The tiger shrike breeds mainly in temperate, deciduous and mixed forests with thick understorey, also using scrublands, arable land and both rural and urban gardens. Outside the breeding season they use moist tropical forests, mangroves, arable land and rural gardens. This species is present from sea level up to an altitude of 1.200 m.

They hunt by sallying out from a perch, mainly taking insects such as beetles, grasshoppers, crickets, bugs, butterflies and moths. They are als known to take other arthropods, frogs, lizards and even small birds.
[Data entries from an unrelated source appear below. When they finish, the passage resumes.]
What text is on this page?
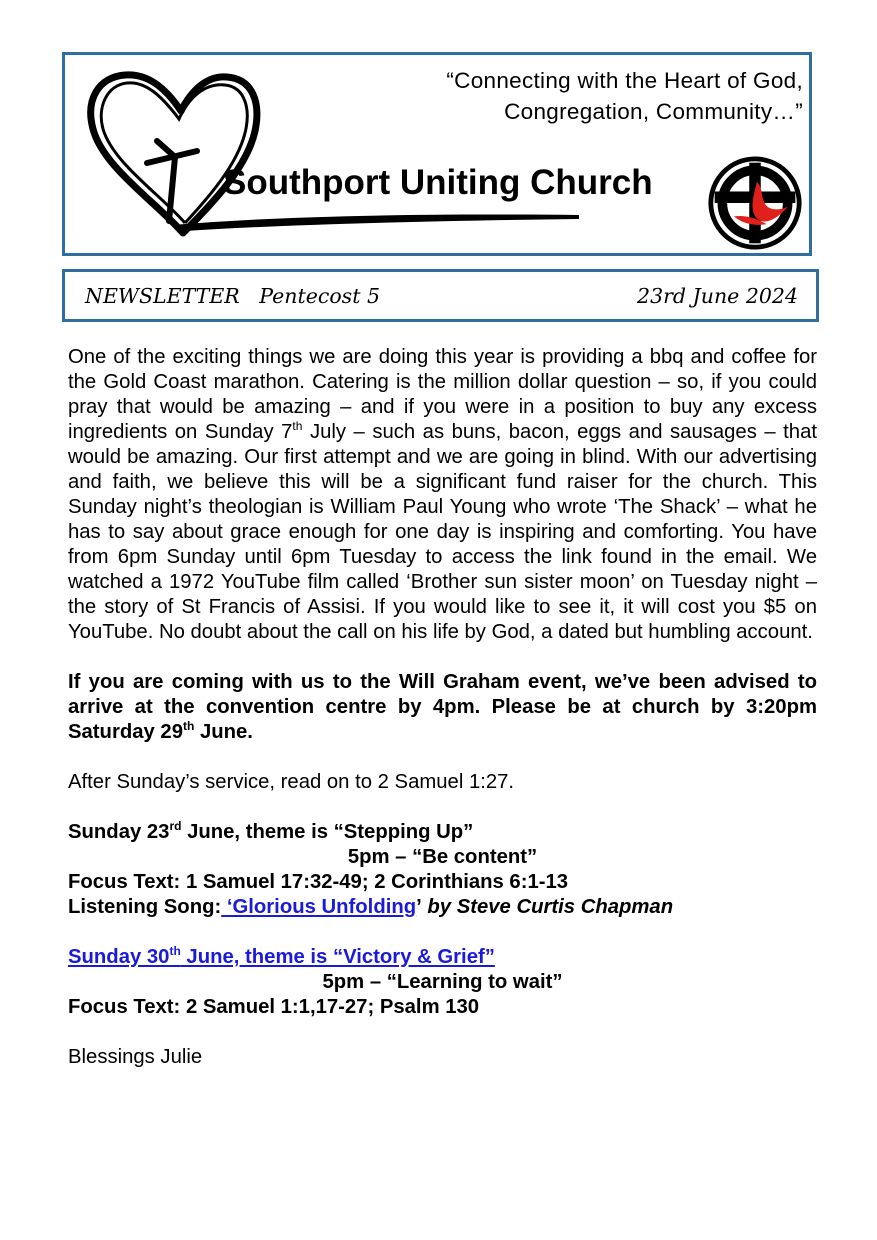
“Connecting with the Heart of God,
Congregation, Community…”
Southport Uniting Church
NEWSLETTER   Pentecost 5	23rd June 2024

One of the exciting things we are doing this year is providing a bbq and coffee for the Gold Coast marathon. Catering is the million dollar question – so, if you could pray that would be amazing – and if you were in a position to buy any excess ingredients on Sunday 7th July – such as buns, bacon, eggs and sausages – that would be amazing. Our first attempt and we are going in blind. With our advertising and faith, we believe this will be a significant fund raiser for the church. This Sunday night’s theologian is William Paul Young who wrote ‘The Shack’ – what he has to say about grace enough for one day is inspiring and comforting. You have from 6pm Sunday until 6pm Tuesday to access the link found in the email. We watched a 1972 YouTube film called ‘Brother sun sister moon’ on Tuesday night – the story of St Francis of Assisi. If you would like to see it, it will cost you $5 on YouTube. No doubt about the call on his life by God, a dated but humbling account.

If you are coming with us to the Will Graham event, we’ve been advised to arrive at the convention centre by 4pm. Please be at church by 3:20pm Saturday 29th June.

After Sunday’s service, read on to 2 Samuel 1:27.

Sunday 23rd June, theme is “Stepping Up”

5pm – “Be content”

Focus Text: 1 Samuel 17:32-49; 2 Corinthians 6:1-13

Listening Song: ‘Glorious Unfolding’ by Steve Curtis Chapman

Sunday 30th June, theme is “Victory & Grief”

5pm – “Learning to wait”

Focus Text: 2 Samuel 1:1,17-27; Psalm 130

Blessings Julie
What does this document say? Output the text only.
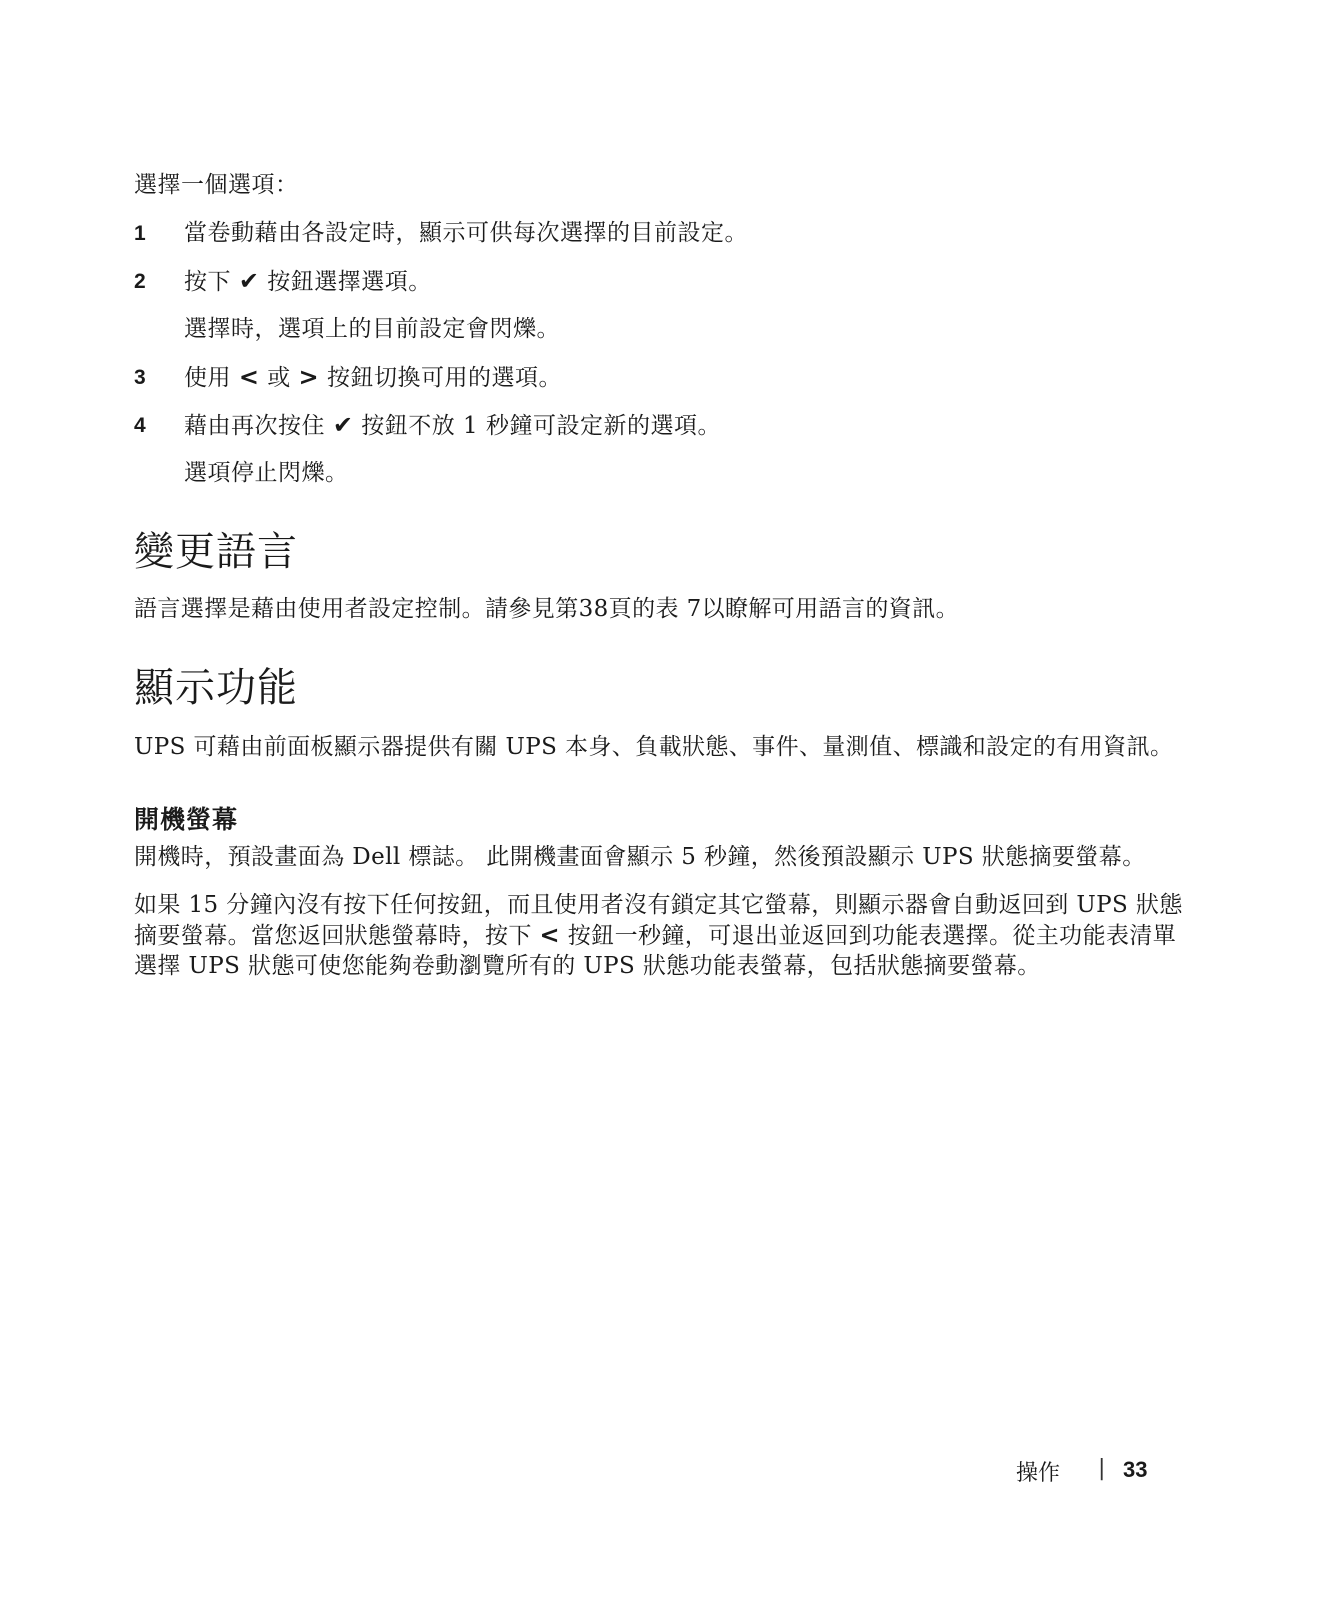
選擇一個選項：
1 當卷動藉由各設定時，顯示可供每次選擇的目前設定。
2 按下 ✔ 按鈕選擇選項。
選擇時，選項上的目前設定會閃爍。
3 使用 < 或 > 按鈕切換可用的選項。
4 藉由再次按住 ✔ 按鈕不放 1 秒鐘可設定新的選項。
選項停止閃爍。
變更語言
語言選擇是藉由使用者設定控制。請參見第38頁的表 7以瞭解可用語言的資訊。
顯示功能
UPS 可藉由前面板顯示器提供有關 UPS 本身、負載狀態、事件、量測值、標識和設定的有用資訊。
開機螢幕
開機時，預設畫面為 Dell 標誌。 此開機畫面會顯示 5 秒鐘，然後預設顯示 UPS 狀態摘要螢幕。
如果 15 分鐘內沒有按下任何按鈕，而且使用者沒有鎖定其它螢幕，則顯示器會自動返回到 UPS 狀態摘要螢幕。當您返回狀態螢幕時，按下 < 按鈕一秒鐘，可退出並返回到功能表選擇。從主功能表清單選擇 UPS 狀態可使您能夠卷動瀏覽所有的 UPS 狀態功能表螢幕，包括狀態摘要螢幕。
操作 | 33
Breeding:Tiger shrikes breed in May-July. They are monogamous and both sexes help build the nest, a cup made of stems, twigs, roots and other vegetation, and lined with grasses. The nest is placed on a tree branch, or sometimes on a scrub, 0,5-5 m above the ground. The female lays 3-6 whitish, pinkish or blue-green eggs with dark markings, which she incubates alone for 13-16 days. The chicks fledge 13-15 days after hatching, but only become fully independent about 2 weeks later. Each pair raises a single brood per season.

IUCN status -LC (Least Concern)
This species has a very large breeding range and is is described as rare in China and Russia, relatively common in Korea, uncommon in Japan and locally uncommon to common throughout its non-breeding range. The population is estimated to be declining on the basis of marked declines in Russia and Japan from the 1960s to the 1990s at least.